Beyond AI: Batteries, biotechnology and industrial power

One reason many American experts worry is that China’s advances are no longer limited to artificial intelligence or semiconductors. The New York Times recently argued that China is already moving into global leadership positions in sectors such as batteries, solar technology, rare earth elements and life sciences, pointing to CATL, the world’s largest battery maker, whose cutting-edge technology can reportedly deliver 250 miles of driving range on less than a ten-minute charge. The NYT report described the reversal of a decades-old pattern. For years, foreign companies brought advanced technologies to China. Today, American companies are increasingly turning to Chinese firms for cutting-edge products and manufacturing expertise.

Biotechnology may be an even more important example. Pfizer CEO Albert Bourla warned earlier this year that China’s scientific capabilities were growing rapidly. Speaking at a Council on Foreign Relations event, Bourla said US dominance in biotechnology was being challenged for the first time in decades. According to Bourla, China has spent years systematically investing in research institutions, talent development, intellectual property protection and regulatory reforms. Eight of the top ten institutions in the 2025 Nature Index are now Chinese. His conclusion was notable because it focused on American complacency rather than China’s strengths. He argued that the United States is paying too much attention to slowing down China and not enough attention to developing its own innovation ecosystem.

Winning artificial intelligence may not be enough

Perhaps the most important warning comes from Nobel laureate Simon Johnson and MIT’s Elisabeth Reynolds. In a recent Bloomberg article, they argue that America may win the AI ​​race but still lose the broader technology competition. They note that China has spent two decades building industrial and innovation capacity across multiple sectors. According to research cited in the article, the United States was a leader in 61 of 64 pioneering technologies 20 years ago. Three years ago, China was leading in 57 of these 64 regions.

The authors point to drones, biotechnology, critical minerals, semiconductors, quantum computing and advanced manufacturing as areas where China is gaining significant advantages or narrowing America’s historic lead. China now produces 70% to 80% of global production in the field of drones alone.
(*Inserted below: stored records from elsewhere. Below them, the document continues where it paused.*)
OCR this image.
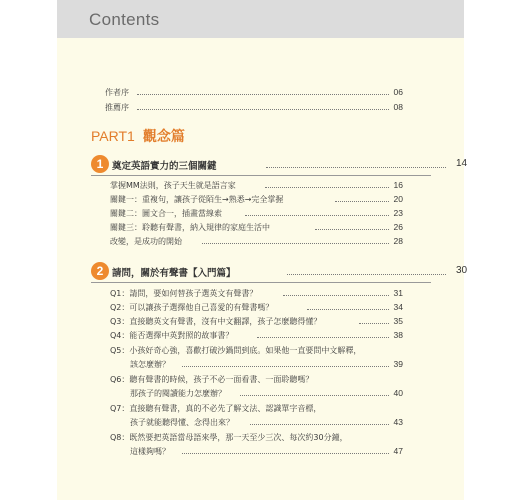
Contents
作者序	06
推薦序	08
PART1 觀念篇
1 奠定英語實力的三個關鍵	14
掌握MM法則，孩子天生就是語言家	16
關鍵一：重複句，讓孩子從陌生→熟悉→完全掌握	20
關鍵二：圖文合一，插畫當線索	23
關鍵三：聆聽有聲書，納入規律的家庭生活中	26
改變，是成功的開始	28
2 請問，關於有聲書【入門篇】	30
Q1：請問，要如何替孩子選英文有聲書？	31
Q2：可以讓孩子選擇他自己喜愛的有聲書嗎？	34
Q3：直接聽英文有聲書，沒有中文翻譯，孩子怎麼聽得懂？	35
Q4：能否選擇中英對照的故事書？	38
Q5：小孩好奇心強，喜歡打破沙鍋問到底。如果他一直要問中文解釋，
該怎麼辦？	39
Q6：聽有聲書的時候，孩子不必一面看書、一面聆聽嗎？
那孩子的閱讀能力怎麼辦？	40
Q7：直接聽有聲書，真的不必先了解文法、認識單字音標，
孩子就能聽得懂、念得出來？	43
Q8：既然要把英語當母語來學，那一天至少三次、每次約30分鐘，
這樣夠嗎？	47
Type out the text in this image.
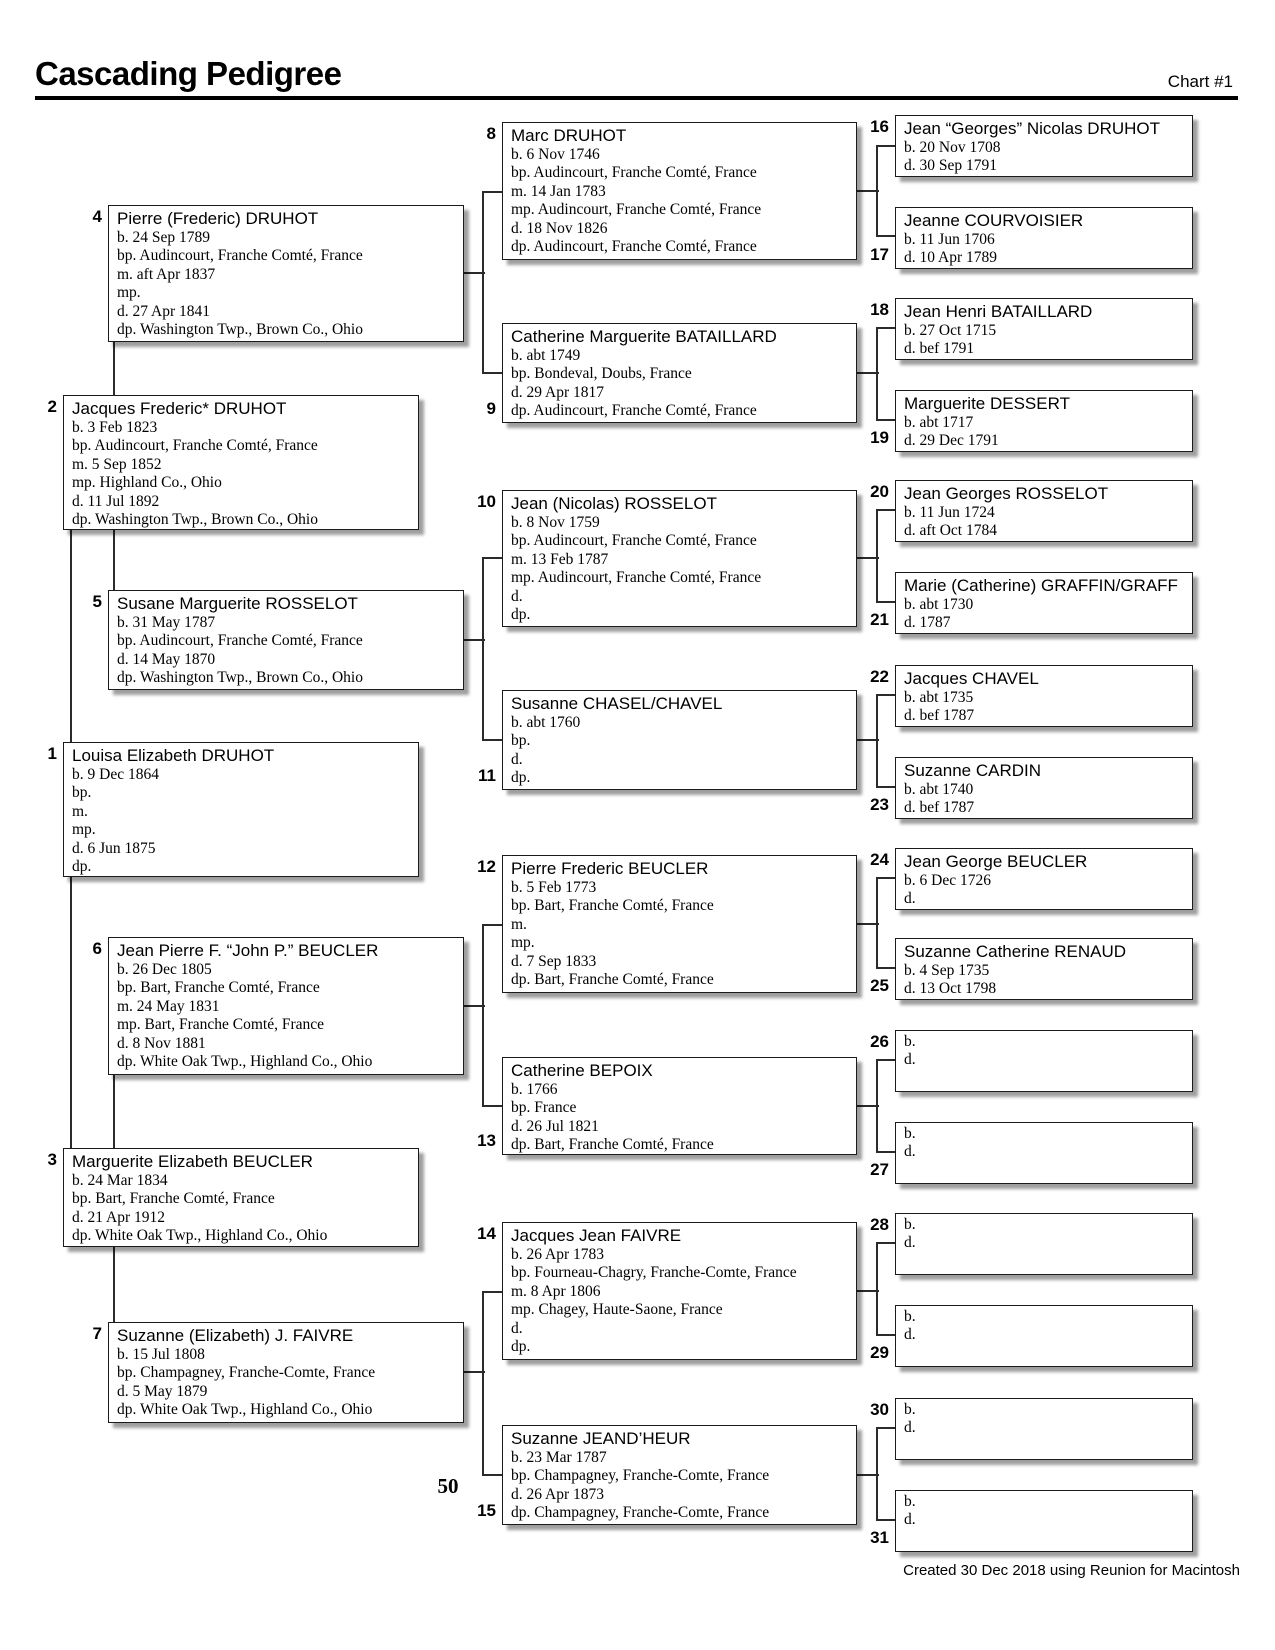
Cascading Pedigree	Chart #1
1 Louisa Elizabeth DRUHOT
b. 9 Dec 1864
bp.
m.
mp.
d. 6 Jun 1875
dp.
2 Jacques Frederic* DRUHOT
b. 3 Feb 1823
bp. Audincourt, Franche Comté, France
m. 5 Sep 1852
mp. Highland Co., Ohio
d. 11 Jul 1892
dp. Washington Twp., Brown Co., Ohio
3 Marguerite Elizabeth BEUCLER
b. 24 Mar 1834
bp. Bart, Franche Comté, France
d. 21 Apr 1912
dp. White Oak Twp., Highland Co., Ohio
4 Pierre (Frederic) DRUHOT
b. 24 Sep 1789
bp. Audincourt, Franche Comté, France
m. aft Apr 1837
mp.
d. 27 Apr 1841
dp. Washington Twp., Brown Co., Ohio
5 Susane Marguerite ROSSELOT
b. 31 May 1787
bp. Audincourt, Franche Comté, France
d. 14 May 1870
dp. Washington Twp., Brown Co., Ohio
6 Jean Pierre F. “John P.” BEUCLER
b. 26 Dec 1805
bp. Bart, Franche Comté, France
m. 24 May 1831
mp. Bart, Franche Comté, France
d. 8 Nov 1881
dp. White Oak Twp., Highland Co., Ohio
7 Suzanne (Elizabeth) J. FAIVRE
b. 15 Jul 1808
bp. Champagney, Franche-Comte, France
d. 5 May 1879
dp. White Oak Twp., Highland Co., Ohio
8 Marc DRUHOT
b. 6 Nov 1746
bp. Audincourt, Franche Comté, France
m. 14 Jan 1783
mp. Audincourt, Franche Comté, France
d. 18 Nov 1826
dp. Audincourt, Franche Comté, France
9
Catherine Marguerite BATAILLARD
b. abt 1749
bp. Bondeval, Doubs, France
d. 29 Apr 1817
dp. Audincourt, Franche Comté, France
10 Jean (Nicolas) ROSSELOT
b. 8 Nov 1759
bp. Audincourt, Franche Comté, France
m. 13 Feb 1787
mp. Audincourt, Franche Comté, France
d.
dp.
11
Susanne CHASEL/CHAVEL
b. abt 1760
bp.
d.
dp.
12 Pierre Frederic BEUCLER
b. 5 Feb 1773
bp. Bart, Franche Comté, France
m.
mp.
d. 7 Sep 1833
dp. Bart, Franche Comté, France
13
Catherine BEPOIX
b. 1766
bp. France
d. 26 Jul 1821
dp. Bart, Franche Comté, France
14 Jacques Jean FAIVRE
b. 26 Apr 1783
bp. Fourneau-Chagry, Franche-Comte, France
m. 8 Apr 1806
mp. Chagey, Haute-Saone, France
d.
dp.
15
Suzanne JEAND’HEUR
b. 23 Mar 1787
bp. Champagney, Franche-Comte, France
d. 26 Apr 1873
dp. Champagney, Franche-Comte, France
16 Jean “Georges” Nicolas DRUHOT
b. 20 Nov 1708
d. 30 Sep 1791
17
Jeanne COURVOISIER
b. 11 Jun 1706
d. 10 Apr 1789
18 Jean Henri BATAILLARD
b. 27 Oct 1715
d. bef 1791
19
Marguerite DESSERT
b. abt 1717
d. 29 Dec 1791
20 Jean Georges ROSSELOT
b. 11 Jun 1724
d. aft Oct 1784
21
Marie (Catherine) GRAFFIN/GRAFF
b. abt 1730
d. 1787
22 Jacques CHAVEL
b. abt 1735
d. bef 1787
23
Suzanne CARDIN
b. abt 1740
d. bef 1787
24 Jean George BEUCLER
b. 6 Dec 1726
d.
25
Suzanne Catherine RENAUD
b. 4 Sep 1735
d. 13 Oct 1798
26 b.
d.
27
b.
d.
28 b.
d.
29
b.
d.
30 b.
d.
31
b.
d.
50
Created 30 Dec 2018 using Reunion for Macintosh
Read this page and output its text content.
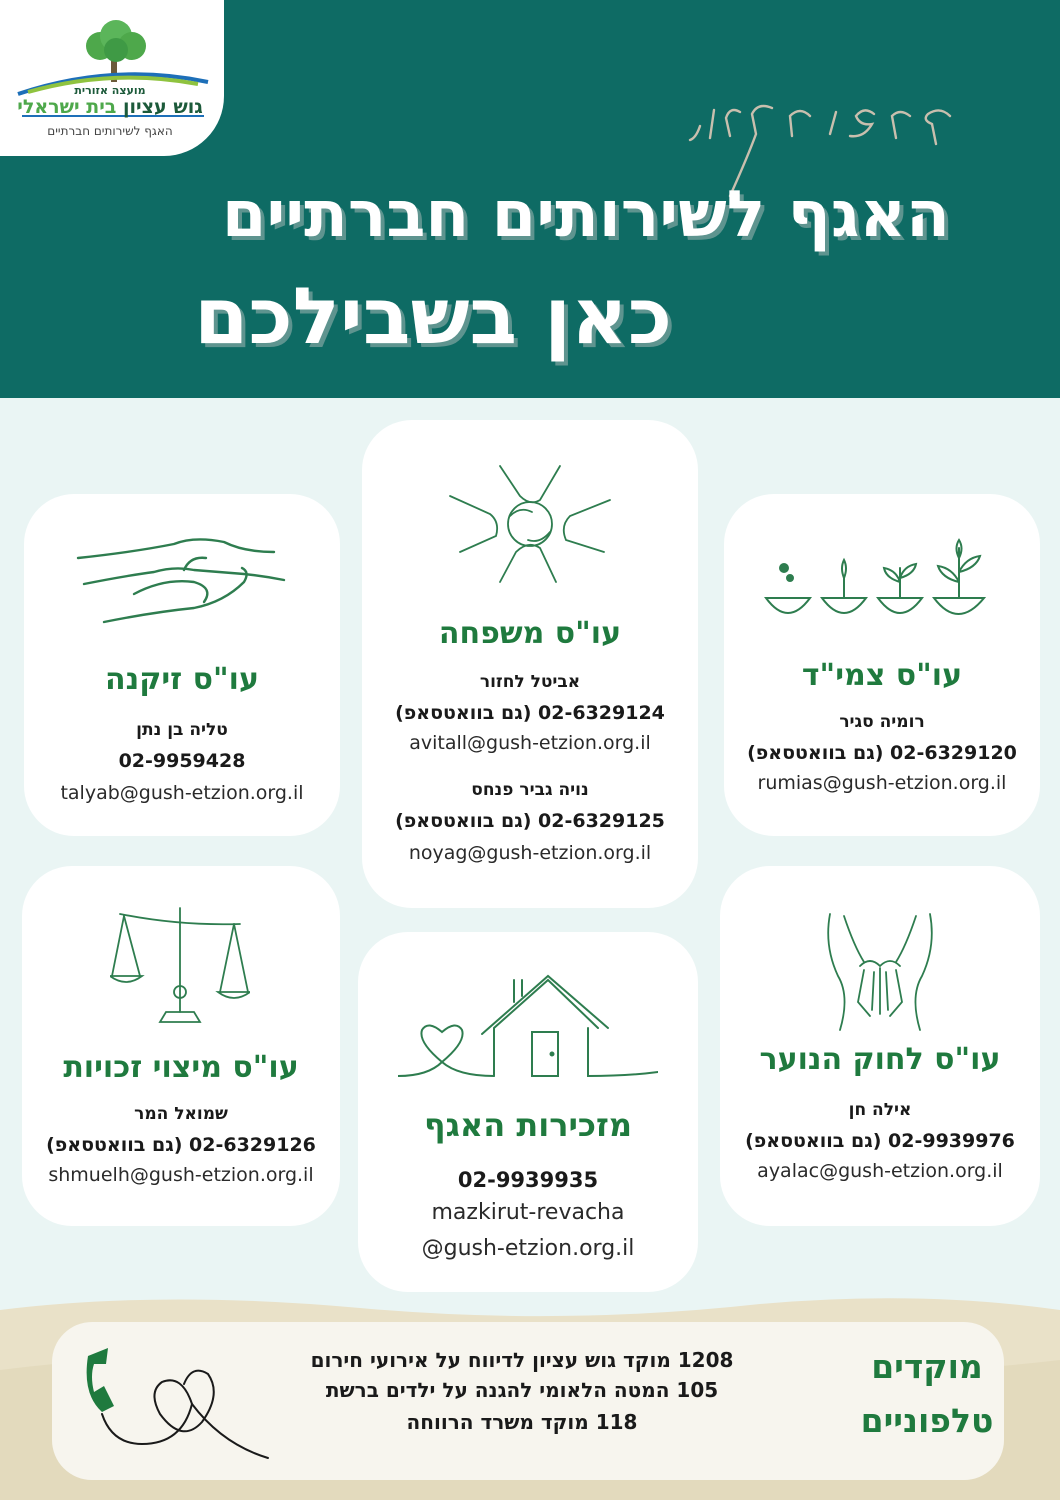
מועצה אזורית
גוש עציון בית ישראלי
האגף לשירותים חברתיים
האגף לשירותים חברתיים
כאן בשבילכם
עו"ס זיקנה
טליה בן נתן
02-9959428
talyab@gush-etzion.org.il
עו"ס משפחה
אביטל לחזור
02-6329124 (גם בוואטסאפ)
avitall@gush-etzion.org.il
נויה גביר פנחס
02-6329125 (גם בוואטסאפ)
noyag@gush-etzion.org.il
עו"ס צמי"ד
רומיה סגיר
02-6329120 (גם בוואטסאפ)
rumias@gush-etzion.org.il
עו"ס מיצוי זכויות
שמואל המר
02-6329126 (גם בוואטסאפ)
shmuelh@gush-etzion.org.il
מזכירות האגף
02-9939935
mazkirut-revacha
@gush-etzion.org.il
עו"ס לחוק הנוער
אילה חן
02-9939976 (גם בוואטסאפ)
ayalac@gush-etzion.org.il
מוקדים
טלפוניים
1208 מוקד גוש עציון לדיווח על אירועי חירום
105 המטה הלאומי להגנה על ילדים ברשת
118 מוקד משרד הרווחה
The lesson here is that technological power increasingly relies on entire ecosystems. Production capacity, supply chains, skilled workforce, financing and distribution are as important as scientific breakthroughs.

The gap continues but is gradually narrowing.

China could not surpass the USA in technology. American firms continue to dominate pioneering artificial intelligence models, advanced chip design, and many important research areas. The most advanced AI innovation still comes only from the United States. But focusing solely on who is ahead misses the more important trend. In every sector, China is demonstrating the ability to meet constraints, innovate under pressure, and build industrial power on a massive scale. Once dependent on Western technology, the country is increasingly producing technologies that Western companies want to use, study or compete with.

The LineShine supercomputer may not threaten America’s AI supremacy. But this is another reminder that the challenge facing China is no longer theoretical. The world’s second largest economy is no longer just trying to catch up. In many areas, it is already close enough to make America uneasy.